You're reading: Rada dismisses anti-corruption committee chairman Yegor Soboliev

The Verkhovna Rada, Ukraine’s parliament, voted to dismiss Yegor Soboliev, a lawmaker with the opposition 26-member Samopomich Party, as chairman of the anti-corruption committee on Dec. 7.

This was seen by many critics of the pro-presidential ruling coalition as an attempt to destroy the only institution that blocked President Petro Poroshenko’s attempts to appoint a politically pliable auditor of the National Anti-Corruption Bureau of Ukraine.

If a loyal auditor is appointed, reformers fear that Artem Sytnyk, the NABU leader seen as independent and effective, will be fired. A dozen members of the anti-corruption committee on Dec. 6 voted to recommend that the parliament dismiss Sobolev from his post as they were unsatisfied with his work in the committee.

Artur Gerasimov, head of the Bloc of Petro Poroshenko’s faction (138 seats in parliament) and Maksym Burbak, head of People’s Friend Party faction (81 seats) on the same day filed a draft law that would allow the Rada to control and dismiss the heads of the law enforcement agencies without an independent audit.

That is another step to clear the way to fire Sytnyk, the NABU head, seen as too independent by many Ukrainian lawmakers.

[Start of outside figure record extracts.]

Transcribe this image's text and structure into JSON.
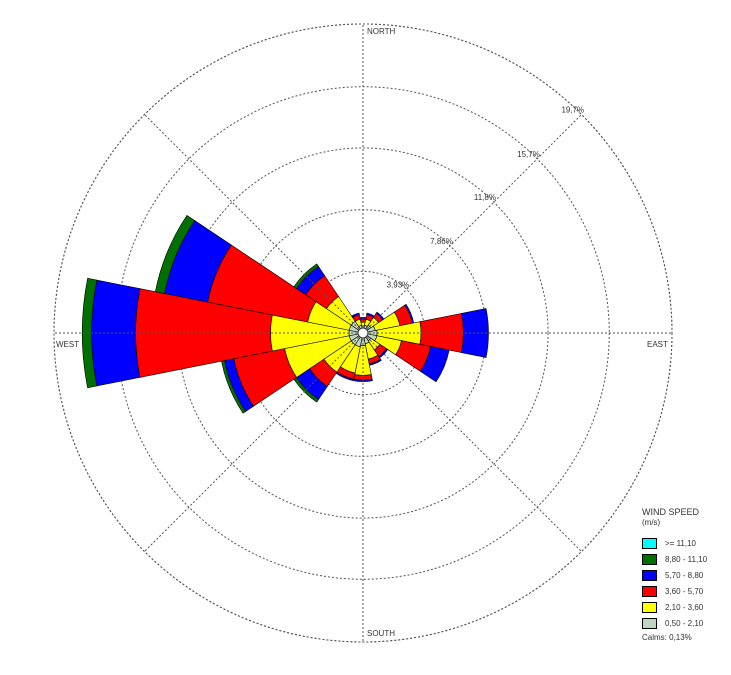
{
  "chart_data": {
    "type": "polar-stacked-bar",
    "title": "",
    "directions": [
      "N",
      "NNE",
      "NE",
      "ENE",
      "E",
      "ESE",
      "SE",
      "SSE",
      "S",
      "SSW",
      "SW",
      "WSW",
      "W",
      "WNW",
      "NW",
      "NNW"
    ],
    "compass_labels": {
      "north": "NORTH",
      "east": "EAST",
      "south": "SOUTH",
      "west": "WEST"
    },
    "ring_values": [
      3.93,
      7.86,
      11.8,
      15.7,
      19.7
    ],
    "ring_labels": [
      "3,93%",
      "7,86%",
      "11,8%",
      "15,7%",
      "19,7%"
    ],
    "rmax": 19.7,
    "legend": {
      "title": "WIND SPEED",
      "unit": "(m/s)",
      "calms": "Calms: 0,13%"
    },
    "series": [
      {
        "name": "0,50 - 2,10",
        "color": "#c0d6c0",
        "values": [
          0.4,
          0.5,
          0.6,
          0.8,
          0.9,
          0.9,
          0.6,
          0.7,
          0.8,
          0.9,
          0.9,
          0.9,
          0.9,
          0.9,
          0.9,
          0.5
        ]
      },
      {
        "name": "2,10 - 3,60",
        "color": "#ffff00",
        "values": [
          0.3,
          0.4,
          0.6,
          1.6,
          2.8,
          1.6,
          0.7,
          1.0,
          1.9,
          1.7,
          2.1,
          4.2,
          5.0,
          2.7,
          1.9,
          0.4
        ]
      },
      {
        "name": "3,60 - 5,70",
        "color": "#ff0000",
        "values": [
          0.2,
          0.3,
          0.3,
          0.8,
          2.7,
          1.9,
          0.5,
          0.3,
          0.3,
          0.4,
          1.1,
          3.3,
          8.6,
          6.5,
          1.6,
          0.3
        ]
      },
      {
        "name": "5,70 - 8,80",
        "color": "#0000ff",
        "values": [
          0.1,
          0.1,
          0.1,
          0.1,
          1.6,
          1.2,
          0.1,
          0.1,
          0.1,
          0.1,
          1.0,
          0.6,
          2.8,
          2.8,
          0.7,
          0.1
        ]
      },
      {
        "name": "8,80 - 11,10",
        "color": "#007000",
        "values": [
          0,
          0,
          0,
          0,
          0,
          0,
          0,
          0,
          0,
          0,
          0.2,
          0.2,
          0.6,
          0.6,
          0.2,
          0
        ]
      },
      {
        "name": ">= 11,10",
        "color": "#00ffff",
        "values": [
          0,
          0,
          0,
          0,
          0,
          0,
          0,
          0,
          0,
          0,
          0,
          0,
          0,
          0,
          0,
          0
        ]
      }
    ]
  }
}
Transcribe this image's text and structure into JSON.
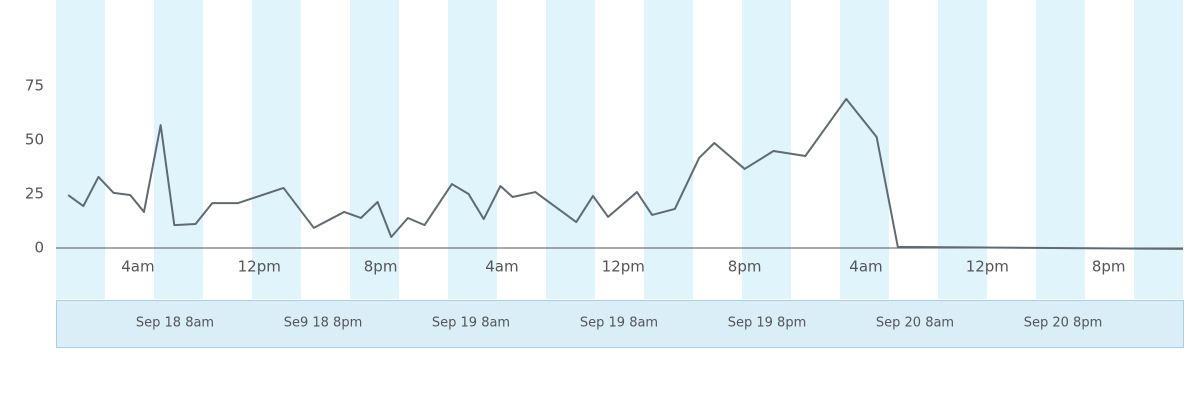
{
  "chart_data": {
    "type": "line",
    "x": [
      -4.6,
      -3.6,
      -2.6,
      -1.6,
      -0.5,
      0.4,
      1.5,
      2.4,
      3.8,
      4.9,
      6.6,
      9.6,
      11.6,
      13.6,
      14.7,
      15.8,
      16.7,
      17.8,
      18.9,
      20.7,
      21.8,
      22.8,
      23.9,
      24.7,
      26.2,
      28.9,
      30.0,
      31.0,
      32.9,
      33.9,
      35.4,
      37.0,
      38.0,
      40.0,
      41.9,
      44.0,
      46.7,
      48.7,
      50.1,
      68.9
    ],
    "series": [
      {
        "color": "#5f6b73",
        "values": [
          24.5,
          19.4,
          32.9,
          25.5,
          24.5,
          16.7,
          56.9,
          10.6,
          11.1,
          20.8,
          20.8,
          27.8,
          9.3,
          16.7,
          13.9,
          21.3,
          5.1,
          13.9,
          10.6,
          29.6,
          25,
          13.4,
          28.7,
          23.6,
          25.9,
          12,
          24.1,
          14.4,
          25.9,
          15.3,
          18.1,
          41.7,
          48.6,
          36.6,
          44.9,
          42.6,
          69,
          51.4,
          0.5,
          -0.4
        ]
      }
    ],
    "xlim": [
      -5.4,
      68.9
    ],
    "xticks": [
      {
        "value": 0,
        "label": "4am"
      },
      {
        "value": 8,
        "label": "12pm"
      },
      {
        "value": 16,
        "label": "8pm"
      },
      {
        "value": 24,
        "label": "4am"
      },
      {
        "value": 32,
        "label": "12pm"
      },
      {
        "value": 40,
        "label": "8pm"
      },
      {
        "value": 48,
        "label": "4am"
      },
      {
        "value": 56,
        "label": "12pm"
      },
      {
        "value": 64,
        "label": "8pm"
      }
    ],
    "ylim": [
      -23.6,
      114.8
    ],
    "yticks": [
      0,
      25,
      50,
      75
    ],
    "navigator_labels": [
      "Sep 18 8am",
      "Se9 18 8pm",
      "Sep 19 8am",
      "Sep 19 8am",
      "Sep 19 8pm",
      "Sep 20 8am",
      "Sep 20 8pm"
    ]
  }
}
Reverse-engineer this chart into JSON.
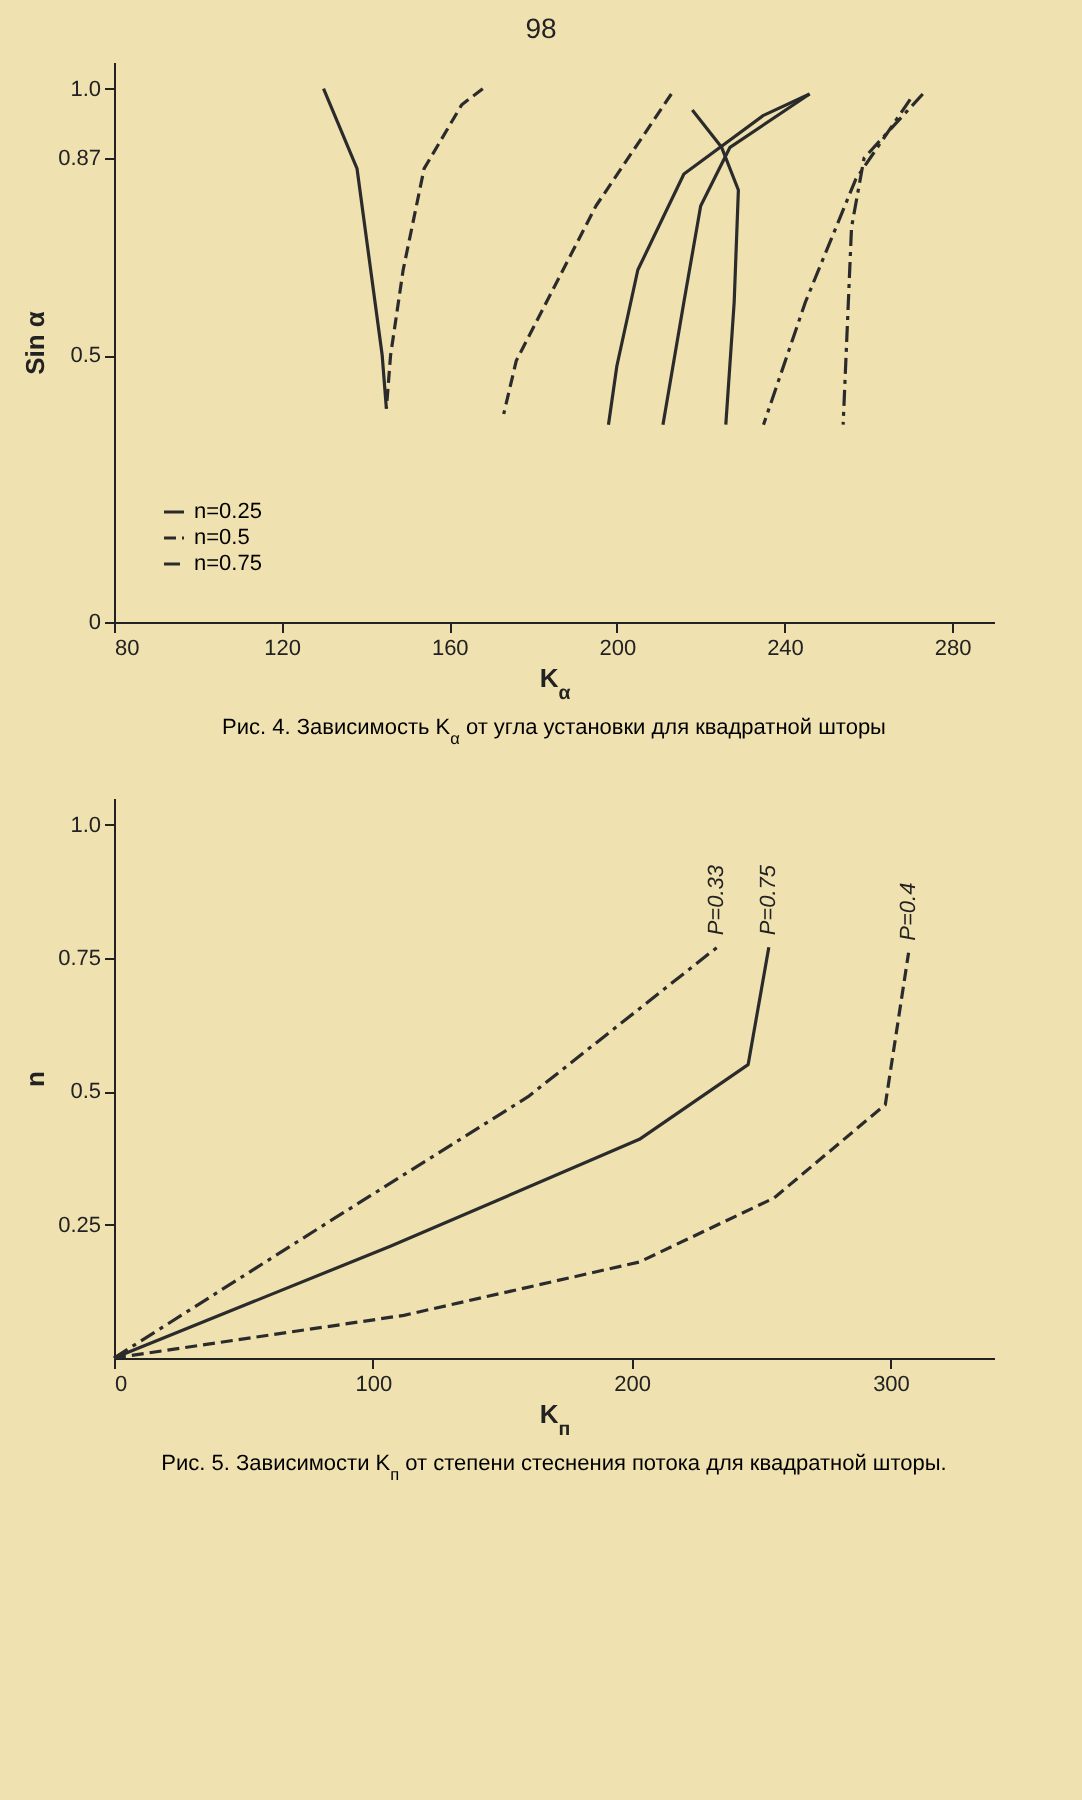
{
  "chart_data": [
    {
      "type": "line",
      "title": "Рис. 4. Зависимость K$_{α}$ от угла установки для квадратной шторы",
      "xlabel": "K$_{α}$",
      "ylabel": "Sin α",
      "annotations": [
        "98"
      ],
      "xlim": [
        80,
        290
      ],
      "xticks": [
        80,
        120,
        160,
        200,
        240,
        280
      ],
      "ylim": [
        0,
        1.05
      ],
      "yticks": [
        0,
        0.5,
        0.87,
        {
          "value": 1,
          "label": "1.0"
        }
      ],
      "grid": false,
      "legend": "bottom left",
      "series": [
        {
          "name": "n=0.25",
          "color": "#2b2b2b",
          "line_style": "solid",
          "x": [
            130,
            138,
            144,
            145
          ],
          "values": [
            1.0,
            0.85,
            0.5,
            0.4
          ]
        },
        {
          "color": "#2b2b2b",
          "line_style": "solid",
          "x": [
            246,
            235,
            216,
            205,
            200,
            198
          ],
          "values": [
            0.99,
            0.95,
            0.84,
            0.66,
            0.48,
            0.37
          ]
        },
        {
          "color": "#2b2b2b",
          "line_style": "solid",
          "x": [
            246,
            227,
            220,
            216,
            211
          ],
          "values": [
            0.99,
            0.89,
            0.78,
            0.6,
            0.37
          ]
        },
        {
          "color": "#2b2b2b",
          "line_style": "solid",
          "x": [
            218,
            225,
            229,
            228,
            226
          ],
          "values": [
            0.96,
            0.89,
            0.81,
            0.6,
            0.37
          ]
        },
        {
          "name": "n=0.5",
          "color": "#2b2b2b",
          "line_style": "dashed",
          "x": [
            168,
            163,
            154,
            149,
            146,
            145
          ],
          "values": [
            1.0,
            0.97,
            0.85,
            0.66,
            0.5,
            0.4
          ]
        },
        {
          "color": "#2b2b2b",
          "line_style": "dashed",
          "x": [
            213,
            195,
            176,
            173
          ],
          "values": [
            0.99,
            0.78,
            0.49,
            0.39
          ]
        },
        {
          "name": "n=0.75",
          "color": "#2b2b2b",
          "line_style": "dashdot",
          "x": [
            273,
            259,
            256,
            254
          ],
          "values": [
            0.99,
            0.87,
            0.74,
            0.37
          ]
        },
        {
          "color": "#2b2b2b",
          "line_style": "dashdot",
          "x": [
            270,
            257,
            245,
            235
          ],
          "values": [
            0.98,
            0.83,
            0.6,
            0.37
          ]
        }
      ]
    },
    {
      "type": "line",
      "title": "Рис. 5. Зависимости K$_{п}$ от степени стеснения потока для квадратной шторы.",
      "xlabel": "K$_{п}$",
      "ylabel": "n",
      "xlim": [
        0,
        340
      ],
      "xticks": [
        0,
        100,
        200,
        300
      ],
      "ylim": [
        0,
        1.05
      ],
      "yticks": [
        0.25,
        0.5,
        0.75,
        {
          "value": 1,
          "label": "1.0"
        }
      ],
      "grid": false,
      "legend": false,
      "series": [
        {
          "name": "P=0.33",
          "color": "#2b2b2b",
          "line_style": "dashdot",
          "x": [
            0,
            78,
            160,
            233
          ],
          "values": [
            0,
            0.24,
            0.49,
            0.77
          ]
        },
        {
          "name": "P=0.75",
          "color": "#2b2b2b",
          "line_style": "solid",
          "x": [
            0,
            107,
            203,
            245,
            253
          ],
          "values": [
            0,
            0.21,
            0.41,
            0.55,
            0.77
          ]
        },
        {
          "name": "P=0.4",
          "color": "#2b2b2b",
          "line_style": "dashed",
          "x": [
            0,
            112,
            203,
            255,
            298,
            307
          ],
          "values": [
            0,
            0.08,
            0.18,
            0.3,
            0.475,
            0.76
          ]
        }
      ]
    }
  ]
}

After the huge international outcry and condemnation of Ukraine’s Western partners, Gerasimov and Burbak withdrew their law. However, lawmakers found another way to undermine NABU’s independence by firing Sobolev, a fierce critic of Poroshenko’s obstructions in fighting corruption.

“Sobolev was the only person who blocked the appointment of controlled NABU auditor,” Yuriy Levchenko, an independent lawmaker, said in parliament on Dec.7.

The joint voting of Bloc of Petro Poroshenko, Peoples’ Front, Opposition Bloc gave 256 votes, a clear majority, to dismiss Sobolev.

Sobolev said that he was proud of his work. He said the committee under his leadership found and blocked more than 300 draft bills with hidden corrupt practices, created the legal basis for an institute to train detectives, defended the independence of NABU, succeeded in getting an electronic register established of public officials assets and income declaration, worked for the creation of a Special Anti-Corruption Prosecutor’s Office and much more.

“After firing me, they will next break the independence of NABU and create the fake anti-corruption court and then close the assets of the government officials from the public before the election” for president and parliament in 2019, Sobolev said.

The European Union asked the Ukrainian parliament to think before firing Sobolev.

“Under Sobolev’s ruling, the committee did a tremendous job, gave assistance in creating the independent anti-corruption institutions in Ukraine as well as Ukraine’s fulfillment of the visa liberalization program, connected to the fight against corruption,” European Union Ambassador to Ukraine Hugues Mingarelli told Interfax –Ukraine news agency on Dec. 6.